Mêmes propositions que Sarkozy

Pourtant, si l’on regarde de plus près, on s’aperçoit rapidement que cette UDF veut "être une force d’opposition", "non pas au gouvernement", "mais au marasme du pays", selon les propres mots de son président. Un concept plutôt flou qui sert à masquer que l’opposition de François Bayrou n’est pas sur le fond de la politique du gouvernement.
Quand il affirme que "la fracture sociale ne s’est pas résorbée, elle s’aggrave. Elle atteint aujourd’hui les salaires moyens", il propose comme solution la fin des 35 heures et la réduction drastique du nombre de fonctionnaires. Sa "nouvelle politique des salaires", fondée sur l’augmentation des heures supplémentaires et l’intéressement aux résultats des entreprises, ressemble comme deux gouttes d’eau aux propositions de Nicolas Sarkozy.
Les réponses de l’UDF pour réduire la "nouvelle fracture sociale" sonnent furieusement comme celles du gouvernement. L’opposition de François Bayrou vis-à-vis du gouvernement n’existe en réalité que dans le ton qu’il emploie. Sa "rugosité" lui sert uniquement à se démarquer tactiquement pour exister dans la perspective de 2007 et ce n’est pas du goût de tous ses amis.
Ainsi Gilles de Robien, le seul ministre UDF, estime que sa formation "est dans la majorité et a vocation à gouverner". Mais François Bayrou n’en démord pas, comme son amie et éminence grise, la députée européenne Marielle de Sarnez, il estime que "si l’UDF ose affirmer sa différence, couper le cordon ombilical, n’être plus prisonnière d’un camp, alors elle gouvernera la France".

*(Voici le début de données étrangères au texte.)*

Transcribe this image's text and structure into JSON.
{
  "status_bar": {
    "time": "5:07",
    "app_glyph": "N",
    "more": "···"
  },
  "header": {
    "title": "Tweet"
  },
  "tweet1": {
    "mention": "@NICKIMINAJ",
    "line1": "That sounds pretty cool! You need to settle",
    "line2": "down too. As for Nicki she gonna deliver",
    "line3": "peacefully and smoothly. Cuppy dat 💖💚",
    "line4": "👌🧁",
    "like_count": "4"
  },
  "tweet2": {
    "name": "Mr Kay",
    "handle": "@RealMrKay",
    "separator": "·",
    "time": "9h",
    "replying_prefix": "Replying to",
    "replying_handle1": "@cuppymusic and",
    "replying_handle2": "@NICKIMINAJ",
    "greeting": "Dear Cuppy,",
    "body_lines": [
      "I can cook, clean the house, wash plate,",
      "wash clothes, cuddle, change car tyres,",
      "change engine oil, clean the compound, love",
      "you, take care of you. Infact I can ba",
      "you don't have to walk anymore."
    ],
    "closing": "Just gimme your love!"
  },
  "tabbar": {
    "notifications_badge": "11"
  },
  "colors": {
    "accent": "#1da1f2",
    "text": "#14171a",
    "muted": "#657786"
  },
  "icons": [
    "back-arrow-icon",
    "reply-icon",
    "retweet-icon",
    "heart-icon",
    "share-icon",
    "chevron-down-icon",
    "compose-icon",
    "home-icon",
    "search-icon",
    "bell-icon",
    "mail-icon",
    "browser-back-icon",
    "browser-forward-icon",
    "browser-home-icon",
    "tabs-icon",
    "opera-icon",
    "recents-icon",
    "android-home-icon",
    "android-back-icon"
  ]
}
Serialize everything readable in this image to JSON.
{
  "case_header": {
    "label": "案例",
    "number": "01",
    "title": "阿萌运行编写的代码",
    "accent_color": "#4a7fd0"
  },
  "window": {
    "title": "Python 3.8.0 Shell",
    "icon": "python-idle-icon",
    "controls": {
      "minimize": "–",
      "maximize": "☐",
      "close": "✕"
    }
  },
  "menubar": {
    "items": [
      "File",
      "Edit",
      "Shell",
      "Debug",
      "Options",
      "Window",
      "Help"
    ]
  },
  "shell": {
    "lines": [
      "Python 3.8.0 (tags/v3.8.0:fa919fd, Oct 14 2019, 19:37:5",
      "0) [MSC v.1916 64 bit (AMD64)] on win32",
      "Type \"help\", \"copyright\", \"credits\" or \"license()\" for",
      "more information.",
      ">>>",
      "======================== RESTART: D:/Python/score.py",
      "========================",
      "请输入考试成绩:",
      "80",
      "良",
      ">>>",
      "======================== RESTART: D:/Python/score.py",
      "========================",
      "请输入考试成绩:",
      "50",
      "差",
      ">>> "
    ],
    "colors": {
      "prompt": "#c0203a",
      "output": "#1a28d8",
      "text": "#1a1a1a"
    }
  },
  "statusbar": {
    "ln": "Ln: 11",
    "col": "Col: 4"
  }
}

Un jeu politicien du oui-non

À vouloir se singulariser, François Bayrou ne risque-t-il pas de marquer contre son camp, notamment sur la question de l’Europe ? La question inquiète certains au parti centriste. Si, sans surprise, l’UDF annonce qu’elle votera oui au référendum sur la Constitution européenne, certains ténors semblent tentés par le non.
Ainsi, Jean-Christophe Lagarde a plaidé pour le non comme "seul moyen d’obliger Jacques Chirac à retourner négocier la question turque". À mots couverts, déjà certains accusent leur président d’instrumentaliser avec "ses amis" le référendum sur la Constitution européenne, en agitant l’épouvantail turc pour affaiblir le chef de l’État.
"François défend publiquement le oui au nom du destin et de l’avenir de l’Europe, mais il estime secrètement qu’une victoire du non favoriserait son avenir et son destin personnel", glisse même, sous couvert d’anonymat, un dirigeant du parti centriste.
L’hypothèse pourrait trouver du crédit suite aux déclarations d’Hervé Morin, président du groupe UDF à l’Assemblée nationale, qui estime que le référendum est "à haut risque", car il "sera le moyen pour nos compatriotes de donner une baffe à la classe dirigeante" tout en insistant pour que le président de la République "engage sa responsabilité sur cette question comme le faisait le général de Gaulle à chaque référendum, à chaque élection législative".
Ce petit jeu politicien du oui-non a fait déraper Jean-Marie Cavada, député européen, qui a affirmé que "ceux qui font la fine bouche devant la Constitution européenne devraient avoir en mémoire les photos d’Auschwitz".
On est bien loin du débat politique sur l’Europe qu’attendent les Français.